Bu tutuklamalar, soruşturmalar ve mahkumiyetler 12 Ocak Pazartesi günü yayımlanan bir genelgenin ardından gerçekleşti. Genelgede Adalet Bakanı Christiane Taubira, savcılara "dini inançları sebebiyle birine karşı işlenen kabahat, nefret ya da aşağılama dile getirilen ya da gerçekleştirilenlerle mücadele edilip büyük bir azimle peşine düşülmesi" talimarı verildi.

Cumhuriyet’in Charlie Hebdo karikatürlerini basması ile ilgili soruşturma açmak ifade özgürlüğüne bir darbedir

Uluslararası insancıl hukuk uyarınca hükümetlerin ayrımcılık, düşmanlık ya da şiddete varan,  ulusal, ırk temelli ve din temelli nefret oluşturan savunuculuğu yasaklama yükümlülüğü mevcut. Ama "terörle mücadele" gibi muğlak bir şekilde tanımlanmış suçlar, şüphesiz ki birçok kişiye saldırgan gelebilecek fakat diğerlerini şiddet ya da ayrımcılığa sevk etmekten uzak söylemleri ya da diğer ifade şekillerinin suç sayılması riskini taşıyor.

Terörün engellenmesi ile ilgili uluslararası sözleşmeler, terör suçunun teşvik edilmesinin suç sayılmasını gerektiriyor.
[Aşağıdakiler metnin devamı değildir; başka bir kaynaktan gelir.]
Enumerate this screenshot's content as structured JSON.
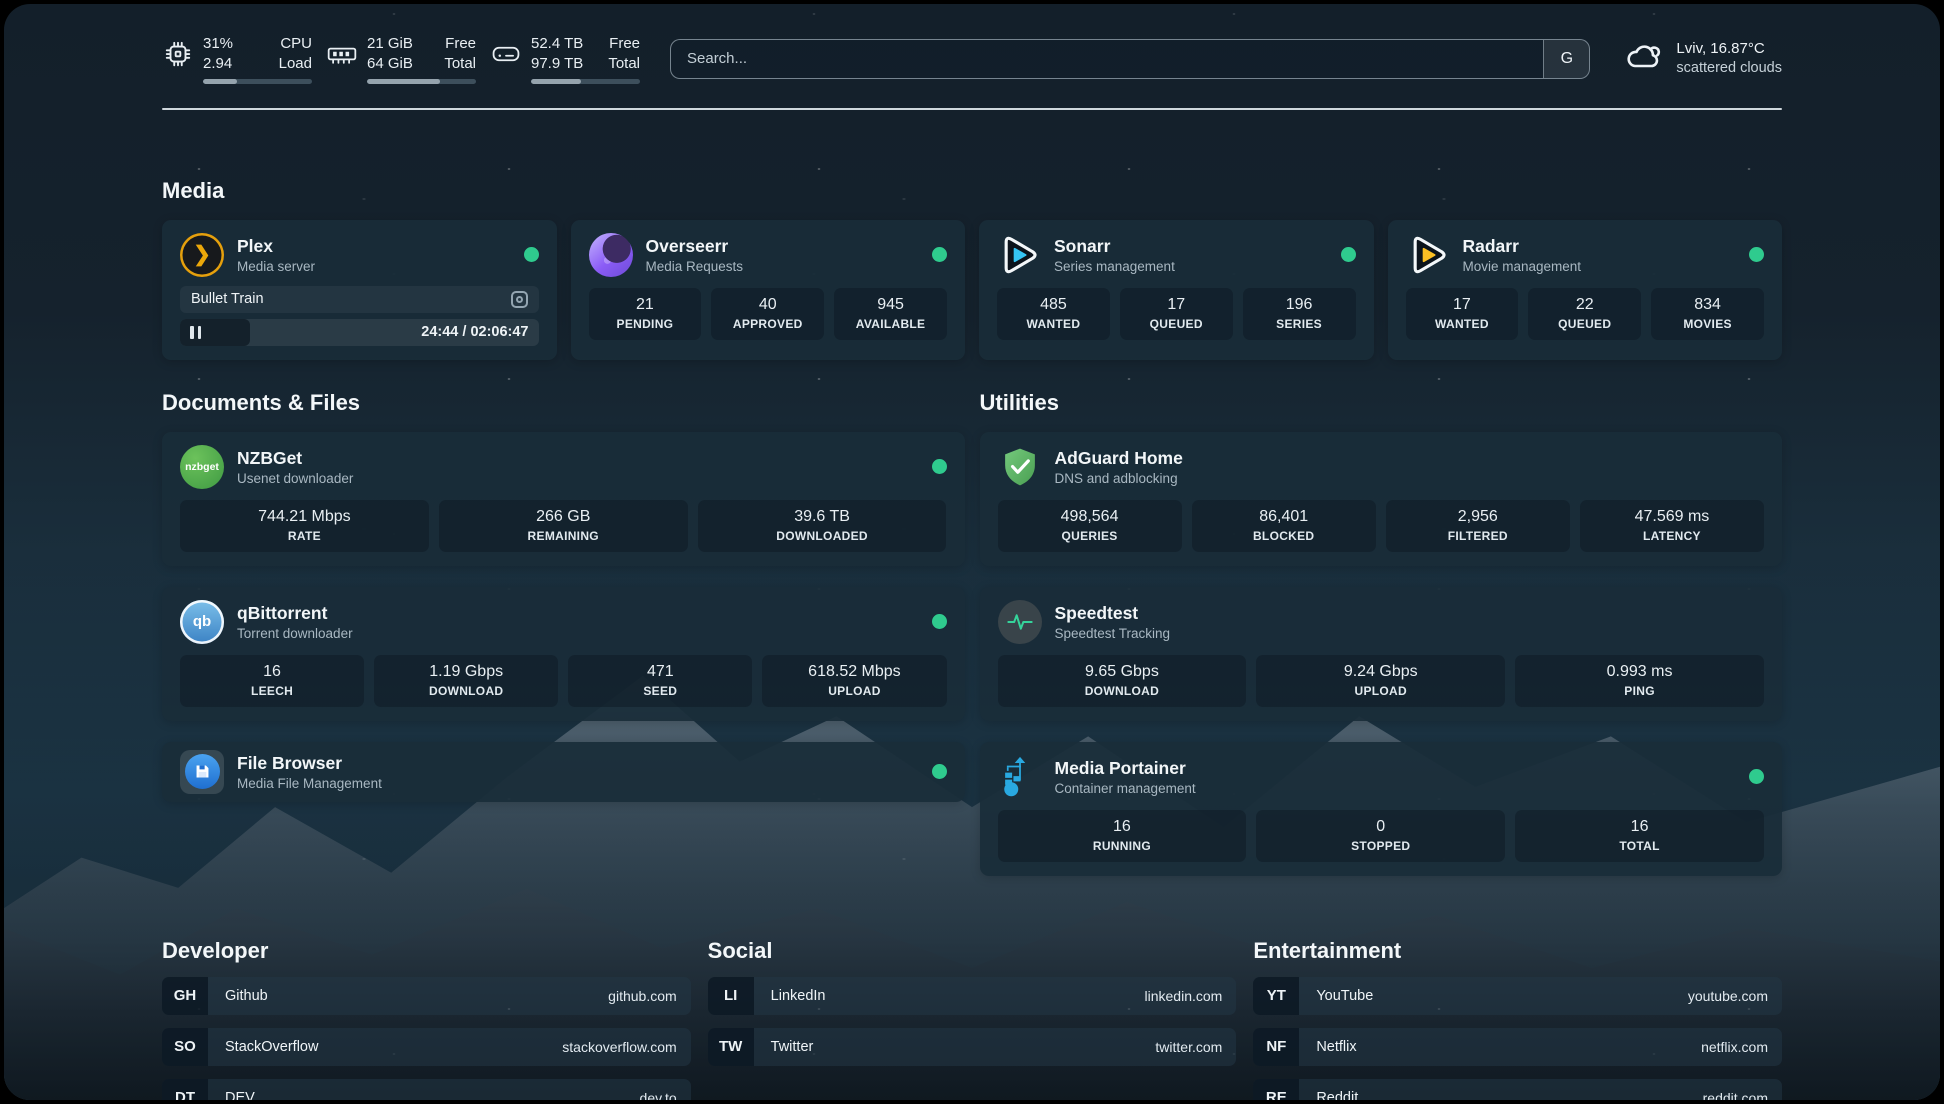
{
  "colors": {
    "status_online": "#2fcb8e",
    "divider": "#e9f0f5",
    "card_bg": "#192c38",
    "accent_plex": "#e5a00d"
  },
  "topbar": {
    "cpu": {
      "icon": "cpu-icon",
      "values": [
        "31%",
        "2.94"
      ],
      "labels": [
        "CPU",
        "Load"
      ],
      "usage_pct": 31
    },
    "memory": {
      "icon": "ram-icon",
      "values": [
        "21 GiB",
        "64 GiB"
      ],
      "labels": [
        "Free",
        "Total"
      ],
      "usage_pct": 67
    },
    "disk": {
      "icon": "disk-icon",
      "values": [
        "52.4 TB",
        "97.9 TB"
      ],
      "labels": [
        "Free",
        "Total"
      ],
      "usage_pct": 46
    },
    "search": {
      "placeholder": "Search...",
      "provider_label": "G"
    },
    "weather": {
      "icon": "cloud-icon",
      "location_temperature": "Lviv, 16.87°C",
      "condition": "scattered clouds"
    }
  },
  "sections": {
    "media": "Media",
    "documents": "Documents & Files",
    "utilities": "Utilities"
  },
  "apps": {
    "plex": {
      "icon": "plex-icon",
      "title": "Plex",
      "subtitle": "Media server",
      "status": "online",
      "now_playing": "Bullet Train",
      "time": "24:44 / 02:06:47",
      "progress_pct": 19.5
    },
    "overseerr": {
      "icon": "overseerr-icon",
      "title": "Overseerr",
      "subtitle": "Media Requests",
      "status": "online",
      "stats": [
        {
          "value": "21",
          "label": "PENDING"
        },
        {
          "value": "40",
          "label": "APPROVED"
        },
        {
          "value": "945",
          "label": "AVAILABLE"
        }
      ]
    },
    "sonarr": {
      "icon": "sonarr-icon",
      "title": "Sonarr",
      "subtitle": "Series management",
      "status": "online",
      "stats": [
        {
          "value": "485",
          "label": "WANTED"
        },
        {
          "value": "17",
          "label": "QUEUED"
        },
        {
          "value": "196",
          "label": "SERIES"
        }
      ]
    },
    "radarr": {
      "icon": "radarr-icon",
      "title": "Radarr",
      "subtitle": "Movie management",
      "status": "online",
      "stats": [
        {
          "value": "17",
          "label": "WANTED"
        },
        {
          "value": "22",
          "label": "QUEUED"
        },
        {
          "value": "834",
          "label": "MOVIES"
        }
      ]
    },
    "nzbget": {
      "icon": "nzbget-icon",
      "title": "NZBGet",
      "subtitle": "Usenet downloader",
      "status": "online",
      "badge_text": "nzbget",
      "stats": [
        {
          "value": "744.21 Mbps",
          "label": "RATE"
        },
        {
          "value": "266 GB",
          "label": "REMAINING"
        },
        {
          "value": "39.6 TB",
          "label": "DOWNLOADED"
        }
      ]
    },
    "qbittorrent": {
      "icon": "qbittorrent-icon",
      "title": "qBittorrent",
      "subtitle": "Torrent downloader",
      "status": "online",
      "badge_text": "qb",
      "stats": [
        {
          "value": "16",
          "label": "LEECH"
        },
        {
          "value": "1.19 Gbps",
          "label": "DOWNLOAD"
        },
        {
          "value": "471",
          "label": "SEED"
        },
        {
          "value": "618.52 Mbps",
          "label": "UPLOAD"
        }
      ]
    },
    "filebrowser": {
      "icon": "filebrowser-icon",
      "title": "File Browser",
      "subtitle": "Media File Management",
      "status": "online"
    },
    "adguard": {
      "icon": "adguard-icon",
      "title": "AdGuard Home",
      "subtitle": "DNS and adblocking",
      "stats": [
        {
          "value": "498,564",
          "label": "QUERIES"
        },
        {
          "value": "86,401",
          "label": "BLOCKED"
        },
        {
          "value": "2,956",
          "label": "FILTERED"
        },
        {
          "value": "47.569 ms",
          "label": "LATENCY"
        }
      ]
    },
    "speedtest": {
      "icon": "speedtest-icon",
      "title": "Speedtest",
      "subtitle": "Speedtest Tracking",
      "stats": [
        {
          "value": "9.65 Gbps",
          "label": "DOWNLOAD"
        },
        {
          "value": "9.24 Gbps",
          "label": "UPLOAD"
        },
        {
          "value": "0.993 ms",
          "label": "PING"
        }
      ]
    },
    "portainer": {
      "icon": "portainer-icon",
      "title": "Media Portainer",
      "subtitle": "Container management",
      "status": "online",
      "stats": [
        {
          "value": "16",
          "label": "RUNNING"
        },
        {
          "value": "0",
          "label": "STOPPED"
        },
        {
          "value": "16",
          "label": "TOTAL"
        }
      ]
    }
  },
  "bookmarks": {
    "groups": [
      {
        "title": "Developer",
        "items": [
          {
            "abbr": "GH",
            "name": "Github",
            "url": "github.com"
          },
          {
            "abbr": "SO",
            "name": "StackOverflow",
            "url": "stackoverflow.com"
          },
          {
            "abbr": "DT",
            "name": "DEV",
            "url": "dev.to"
          }
        ]
      },
      {
        "title": "Social",
        "items": [
          {
            "abbr": "LI",
            "name": "LinkedIn",
            "url": "linkedin.com"
          },
          {
            "abbr": "TW",
            "name": "Twitter",
            "url": "twitter.com"
          }
        ]
      },
      {
        "title": "Entertainment",
        "items": [
          {
            "abbr": "YT",
            "name": "YouTube",
            "url": "youtube.com"
          },
          {
            "abbr": "NF",
            "name": "Netflix",
            "url": "netflix.com"
          },
          {
            "abbr": "RE",
            "name": "Reddit",
            "url": "reddit.com"
          }
        ]
      }
    ]
  }
}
Fakat, "terörle mücadele" gibi nosyonların gerekli kasıt ya da bu tarz bir şiddete doğrudan ve hemen sebep olma olasılığı olmadan yapılan beyanların suç sayılması için kullanılması riski var.

Dalhuisen, "İfade özgürlüğünün gözdesi yoktur. Şu an tepki niteliğinde yapılan kovuşturmaların değil, herkesin hakkına saygı duyan ve insanların hayatlarını koruyan ölçülü tepkilerin zamanı" dedi.